To counter this, reporting entities should map or understand the internal (and, where relevant, external) stakeholders involved in AML/CTF compliance across the organisation to ensure that any gaps that could contribute to non-compliance are identified and addressed.
Lesson five: Understand and manage the level of compliance within the organisation
Governance and assurance are important activities throughout a reporting entity, with responsibilities that flow all the way up to senior management and the board.
Governance is usually exercised by management and control functions, including the compliance function. Governance in AML/CTF terms means ensuring the risks are understood and the program is appropriate for the risks, as well as activities such as change management approval.
Assurance in its many forms, for example, testing and oversight, involves the conscious checking that systems and controls specified as part of the governance process are implemented, and that they operate effectively.
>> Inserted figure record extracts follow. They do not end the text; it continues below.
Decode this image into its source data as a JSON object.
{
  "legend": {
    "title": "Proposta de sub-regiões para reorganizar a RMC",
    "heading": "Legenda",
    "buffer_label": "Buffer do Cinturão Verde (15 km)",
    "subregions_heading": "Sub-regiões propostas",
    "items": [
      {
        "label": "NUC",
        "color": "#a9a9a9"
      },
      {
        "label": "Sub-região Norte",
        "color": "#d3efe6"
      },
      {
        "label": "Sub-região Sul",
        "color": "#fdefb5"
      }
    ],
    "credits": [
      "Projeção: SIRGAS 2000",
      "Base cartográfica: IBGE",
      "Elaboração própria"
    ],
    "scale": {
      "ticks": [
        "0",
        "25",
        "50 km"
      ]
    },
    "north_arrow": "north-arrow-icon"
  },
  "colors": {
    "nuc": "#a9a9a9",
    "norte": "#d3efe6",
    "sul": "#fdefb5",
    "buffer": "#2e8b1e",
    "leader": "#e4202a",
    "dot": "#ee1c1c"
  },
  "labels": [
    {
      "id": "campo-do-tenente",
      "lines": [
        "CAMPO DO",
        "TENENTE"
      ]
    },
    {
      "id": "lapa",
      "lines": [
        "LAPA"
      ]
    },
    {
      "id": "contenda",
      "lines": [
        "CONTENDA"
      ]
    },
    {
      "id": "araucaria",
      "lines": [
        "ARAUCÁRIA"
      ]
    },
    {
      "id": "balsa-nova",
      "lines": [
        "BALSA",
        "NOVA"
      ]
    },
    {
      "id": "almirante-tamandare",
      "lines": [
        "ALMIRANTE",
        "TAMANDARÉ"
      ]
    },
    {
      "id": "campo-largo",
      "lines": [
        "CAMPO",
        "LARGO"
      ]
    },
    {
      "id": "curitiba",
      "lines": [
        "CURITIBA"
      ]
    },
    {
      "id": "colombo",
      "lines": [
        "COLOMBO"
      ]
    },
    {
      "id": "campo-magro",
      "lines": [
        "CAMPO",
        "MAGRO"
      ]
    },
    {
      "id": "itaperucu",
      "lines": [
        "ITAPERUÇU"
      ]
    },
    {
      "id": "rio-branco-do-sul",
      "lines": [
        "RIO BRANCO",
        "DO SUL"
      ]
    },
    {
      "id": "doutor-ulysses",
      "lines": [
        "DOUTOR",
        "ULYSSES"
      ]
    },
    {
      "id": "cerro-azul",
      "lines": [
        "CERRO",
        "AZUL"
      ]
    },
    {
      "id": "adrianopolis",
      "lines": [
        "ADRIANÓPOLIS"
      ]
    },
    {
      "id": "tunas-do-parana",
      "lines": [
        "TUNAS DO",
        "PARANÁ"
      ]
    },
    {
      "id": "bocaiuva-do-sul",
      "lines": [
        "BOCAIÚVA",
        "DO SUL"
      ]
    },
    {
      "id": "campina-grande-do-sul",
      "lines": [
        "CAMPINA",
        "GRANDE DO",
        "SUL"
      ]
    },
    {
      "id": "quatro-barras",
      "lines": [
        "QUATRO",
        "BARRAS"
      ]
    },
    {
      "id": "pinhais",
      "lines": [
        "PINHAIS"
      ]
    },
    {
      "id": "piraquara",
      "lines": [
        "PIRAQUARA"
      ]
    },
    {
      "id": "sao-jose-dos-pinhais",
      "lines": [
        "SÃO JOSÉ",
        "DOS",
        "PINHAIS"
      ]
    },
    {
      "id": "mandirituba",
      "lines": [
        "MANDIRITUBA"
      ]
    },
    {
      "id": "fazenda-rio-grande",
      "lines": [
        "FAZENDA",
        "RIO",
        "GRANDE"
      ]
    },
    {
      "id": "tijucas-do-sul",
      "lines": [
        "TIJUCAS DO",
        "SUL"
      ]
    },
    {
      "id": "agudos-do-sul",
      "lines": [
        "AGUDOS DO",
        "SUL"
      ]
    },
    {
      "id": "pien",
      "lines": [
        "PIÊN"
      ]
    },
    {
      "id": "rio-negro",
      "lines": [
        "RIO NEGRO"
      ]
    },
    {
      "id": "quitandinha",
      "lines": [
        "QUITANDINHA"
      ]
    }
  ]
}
Reporting entities should ensure they have appropriate governance to reassure themselves that the program is, and continues to be, appropriate. They should also devise assurance activities to ensure systems and controls within the AML/CTF program are adequately implemented, and work as designed.
This is becoming increasingly important as the AML/CTF regime in Australia matures, and being able to demonstrate compliance is just as crucial as being compliant.
Lesson six: Non-compliance has real-world effects
“Compliance with the AML/CTF Act is a serious matter. Money laundering, terrorism financing and serious financial crime are very real issues with very real impacts on the lives of everyday Australians,” Rose said at the time of the CBA settlement.
The breaches agreed as part of the settlement directly contributed to criminals using CBA products and services to launder money, finance terrorism and commit other criminal acts including drug trafficking. At least $177 million of criminal activity using IDMs was identified.
This should act as a wake-up call for all reporting entities. While it is easy to get lost in the complexities of the CBA case, the simple truth remains that reporting entities have obligations under the AML/CTF Act to play their part in preventing, detecting and reporting crime. Where they fail to do that, and it can be proven that the failure is due to non-compliance, the CBA case has put them on notice that AUSTRAC will take action.
Neil Jeans was the expert witness for AUSTRAC in the recent civil litigation against Commonwealth Bank.